YAAA! – Yet Another Automobile Analogy
It’s dangerous for me to own one which is why I drive a truck, but I love fast cars.
Whether production, stock, or home made, fast cars are always intriguing, challenging and sexy. I especially enjoy reading facts like this from Car and Driver, “…the Veyron’s fuel consumption at 253 mph was 3.0 mpg. At full throttle, its 26.4 gallon fuel tank would empty in just 12 minutes 46 seconds. After 15 minutes at a continuous 253 mph, the tires would melt”. After attending the Supercomputing ’09 conference in Portland a couple of week’s ago, it got me thinking about what many of the High Performance Computing leaders are proposing, performance with practicality (or restrictions).

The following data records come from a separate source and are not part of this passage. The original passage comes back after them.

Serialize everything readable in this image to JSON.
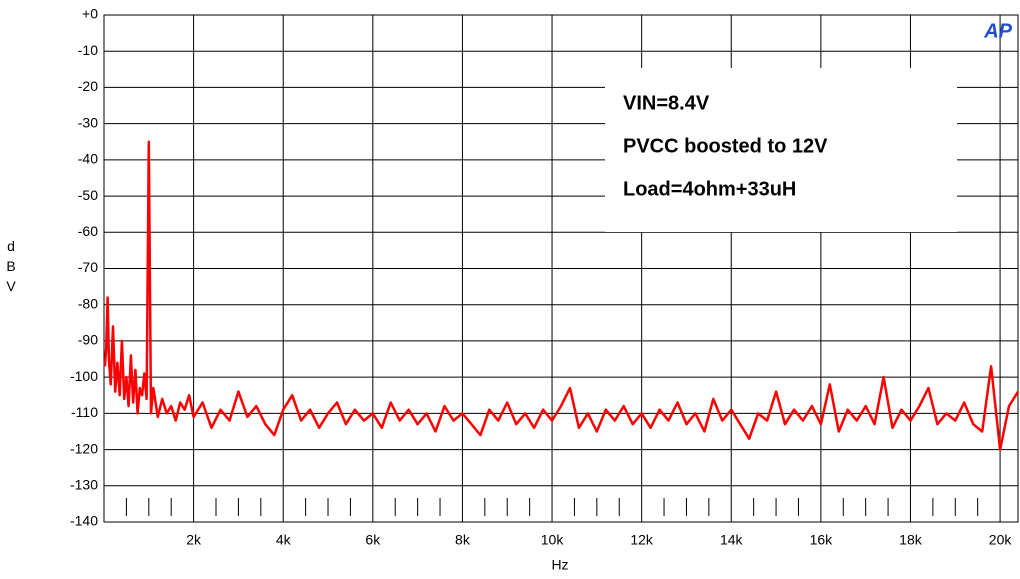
{
  "chart_data": {
    "type": "line",
    "annotations": [
      "VIN=8.4V",
      "PVCC boosted to 12V",
      "Load=4ohm+33uH"
    ],
    "logo": "AP",
    "x_label": "Hz",
    "y_label": "dBV",
    "xlim": [
      0,
      20400
    ],
    "ylim": [
      -140,
      0
    ],
    "xticks": [
      {
        "value": 2000,
        "label": "2k"
      },
      {
        "value": 4000,
        "label": "4k"
      },
      {
        "value": 6000,
        "label": "6k"
      },
      {
        "value": 8000,
        "label": "8k"
      },
      {
        "value": 10000,
        "label": "10k"
      },
      {
        "value": 12000,
        "label": "12k"
      },
      {
        "value": 14000,
        "label": "14k"
      },
      {
        "value": 16000,
        "label": "16k"
      },
      {
        "value": 18000,
        "label": "18k"
      },
      {
        "value": 20000,
        "label": "20k"
      }
    ],
    "xminorticks": [
      500,
      1000,
      1500,
      2500,
      3000,
      3500,
      4500,
      5000,
      5500,
      6500,
      7000,
      7500,
      8500,
      9000,
      9500,
      10500,
      11000,
      11500,
      12500,
      13000,
      13500,
      14500,
      15000,
      15500,
      16500,
      17000,
      17500,
      18500,
      19000,
      19500
    ],
    "yticks": [
      {
        "value": 0,
        "label": "+0"
      },
      -10,
      -20,
      -30,
      -40,
      -50,
      -60,
      -70,
      -80,
      -90,
      -100,
      -110,
      -120,
      -130,
      -140
    ],
    "grid": true,
    "series": [
      {
        "color": "#ff0000",
        "x": [
          20,
          50,
          80,
          110,
          150,
          200,
          250,
          300,
          350,
          400,
          450,
          500,
          550,
          600,
          650,
          700,
          750,
          800,
          850,
          900,
          950,
          1000,
          1050,
          1100,
          1200,
          1300,
          1400,
          1500,
          1600,
          1700,
          1800,
          1900,
          2000,
          2200,
          2400,
          2600,
          2800,
          3000,
          3200,
          3400,
          3600,
          3800,
          4000,
          4200,
          4400,
          4600,
          4800,
          5000,
          5200,
          5400,
          5600,
          5800,
          6000,
          6200,
          6400,
          6600,
          6800,
          7000,
          7200,
          7400,
          7600,
          7800,
          8000,
          8200,
          8400,
          8600,
          8800,
          9000,
          9200,
          9400,
          9600,
          9800,
          10000,
          10200,
          10400,
          10600,
          10800,
          11000,
          11200,
          11400,
          11600,
          11800,
          12000,
          12200,
          12400,
          12600,
          12800,
          13000,
          13200,
          13400,
          13600,
          13800,
          14000,
          14200,
          14400,
          14600,
          14800,
          15000,
          15200,
          15400,
          15600,
          15800,
          16000,
          16200,
          16400,
          16600,
          16800,
          17000,
          17200,
          17400,
          17600,
          17800,
          18000,
          18200,
          18400,
          18600,
          18800,
          19000,
          19200,
          19400,
          19600,
          19800,
          20000,
          20200,
          20400
        ],
        "values": [
          -97,
          -92,
          -78,
          -95,
          -102,
          -86,
          -104,
          -96,
          -105,
          -90,
          -106,
          -100,
          -108,
          -94,
          -107,
          -98,
          -110,
          -103,
          -105,
          -99,
          -106,
          -35,
          -110,
          -103,
          -111,
          -106,
          -110,
          -108,
          -112,
          -107,
          -109,
          -105,
          -111,
          -107,
          -114,
          -109,
          -112,
          -104,
          -111,
          -108,
          -113,
          -116,
          -109,
          -105,
          -112,
          -109,
          -114,
          -110,
          -107,
          -113,
          -109,
          -112,
          -110,
          -114,
          -107,
          -112,
          -109,
          -113,
          -110,
          -115,
          -108,
          -112,
          -110,
          -113,
          -116,
          -109,
          -112,
          -107,
          -113,
          -110,
          -114,
          -109,
          -112,
          -108,
          -103,
          -114,
          -110,
          -115,
          -109,
          -112,
          -108,
          -113,
          -110,
          -114,
          -109,
          -112,
          -107,
          -113,
          -110,
          -115,
          -106,
          -112,
          -109,
          -113,
          -117,
          -110,
          -112,
          -104,
          -113,
          -109,
          -112,
          -108,
          -113,
          -102,
          -115,
          -109,
          -112,
          -108,
          -113,
          -100,
          -114,
          -109,
          -112,
          -108,
          -103,
          -113,
          -110,
          -112,
          -107,
          -113,
          -115,
          -97,
          -120,
          -108,
          -104
        ]
      }
    ]
  }
}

The Challenge! Build a 1 Exa-Flop supercomputer without melting the datacenter. IBM’s Sequoia project is proposed to be a 20 Peta-Flops supercomputer that will require ~20 mega-watts of power to run. At today’s state-of-the-art components and architectures, a 1 Exa-Flop supercomputer is expected to require 3 giga-watts of power to run JUST the system. It’s estimated that another 700 mega-watts of power to run the facility for a total of 3.7 giga-watts is required. These impressive numbers are just for the computing. The storage end of this is still an additional cost to the power and facility budget.
Again, this is based on today’s state-of-the-art knowledge and stuff. This means if we massively scale-out with no real concern for operational expense – OPEX. So one area that is being revisited is to combine scale-out and scale-up architectures. Continue to cluster but do so with much more powerful computers that can do more with less, probably for more dollars. This means that instead of using many low cost systems, use fewer high cost systems with more specialized processing for communications and networking, memory processing, IO, and what I’ll call process processing.
Process processing is similar to the cell processor found in the Play Station 3. Only a small percentage of computing is for the operating system traffic and other non-data processing work, yet multi-core processors are designed with identical heavy weight processors that do everything. With cell processing, only one core runs the OS traffic handling, i.e. processes meta-data and meta-instructions. The remaining processors are lighter weight and perform only data calculation work. This sort of swings back to the old days of CISC (Complex Instruction Set Computer) vs. RISC (Reduced Instruction Set Computer) wars that occupied everyone’s time back in the early to mid ‘90s. However, this could usher in the asymmetric hybrid computing nodes. A many core systems with a few operating system traffic processors and a horde of specialized processors that perform the floating point operations and other calculation intensive computing, network and communication processing, IO processing, memory handling, etc. The new battleground will be whether to share everything with everything, similar to graphic memory versus shared system memory and multi-core processors sharing all of the work, or to break everything up into specialized and “tuned for the specific job” processors.
My bet is on the latter. I’ve always noticed that in order to make everything shared and working as one, everything had to be running like one, i.e., one fast clock rate and processors consuming lots of power waiting for something to do. This is counter to many specialized processors in a system tuned to doing specific jobs more efficiently and usually better. The idea here is that you don’t need a maximum clock rate if you know what’s being processed. Think of a system with several general purpose CPUs for OS processing as we have today, and a thousand offload cores for calculations, processors for communications and networking, and processors for IO. Then scale-out these nodes. The early stages of these types of systems do exist today and are always evolving. The difficult part is getting the user and programmer interfaces as simple to use as today’s general purpose OS and processors. Until these hybrid systems become as easy to program and use as a basic Linux or Windows system, they will always be as accessible as race cars and race tracks are to the rest of us.